Même plus peur !

Sylvie Cognard
Médecin retraitée

Peur de faire grève, parce que peur de se faire virer, peur de ne pas pouvoir boucler la fin du mois, peur de ne pas pouvoir rembourser les crédits…
Peur de manifester parce que peur de se faire taper dessus, de se faire gazer, d’être gravement blessé comme Maxime qui a eu la main arrachée, voire de se faire tuer comme Rémi…
Peur de dire ce que l’on pense, de se faire ridiculiser, éjecter, bafouer, censurer.
Peur de se syndiquer…
Ces libertés, celle de faire grève, celle de manifester, celle de s’exprimer, celle d’appartenir à un collectif, seraient-elles en train de disparaître ?
En usant à tout bout de champ de la peur sur ses « sujets », l’État autoritaire serait-il en passe de devenir totalitaire ?

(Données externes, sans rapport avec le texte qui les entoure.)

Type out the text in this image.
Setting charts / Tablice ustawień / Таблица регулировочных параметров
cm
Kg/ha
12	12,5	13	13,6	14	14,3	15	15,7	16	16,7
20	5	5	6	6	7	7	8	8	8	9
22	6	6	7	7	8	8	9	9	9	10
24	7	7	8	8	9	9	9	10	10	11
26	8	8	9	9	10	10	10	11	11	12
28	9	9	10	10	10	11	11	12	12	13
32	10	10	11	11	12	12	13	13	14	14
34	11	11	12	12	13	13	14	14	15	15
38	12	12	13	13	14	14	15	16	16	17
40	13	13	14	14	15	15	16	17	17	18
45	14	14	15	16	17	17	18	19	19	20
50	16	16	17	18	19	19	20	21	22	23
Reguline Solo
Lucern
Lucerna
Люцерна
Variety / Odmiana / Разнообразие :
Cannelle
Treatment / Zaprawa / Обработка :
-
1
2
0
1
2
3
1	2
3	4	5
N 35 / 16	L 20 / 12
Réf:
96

La grève de la faim victorieuse des soignants du Centre hospitalier psychiatrique du Rouvray est exemplaire : ils réclamaient simplement de pouvoir faire leur boulot correctement et d’accueillir leurs patients dignement. Pour cela, ils n’ont pas eu peur de mettre leur santé et leur vie en danger. Le soutien des autres salariés et de la population les a accompagnés dans leur détermination. La surdité du gouvernement n’est-elle pas insensée pour qu’il faille en arriver là !

En son temps, Margaret Thatcher avait maté la grève des mineurs, la répression entraînant la mort de trois grévistes, 20 000 blessés et l’arrestation de 11 300 manifestants. Par son intransigeance, elle avait laissé mourir Boby Sand de sa grève de la faim en prison.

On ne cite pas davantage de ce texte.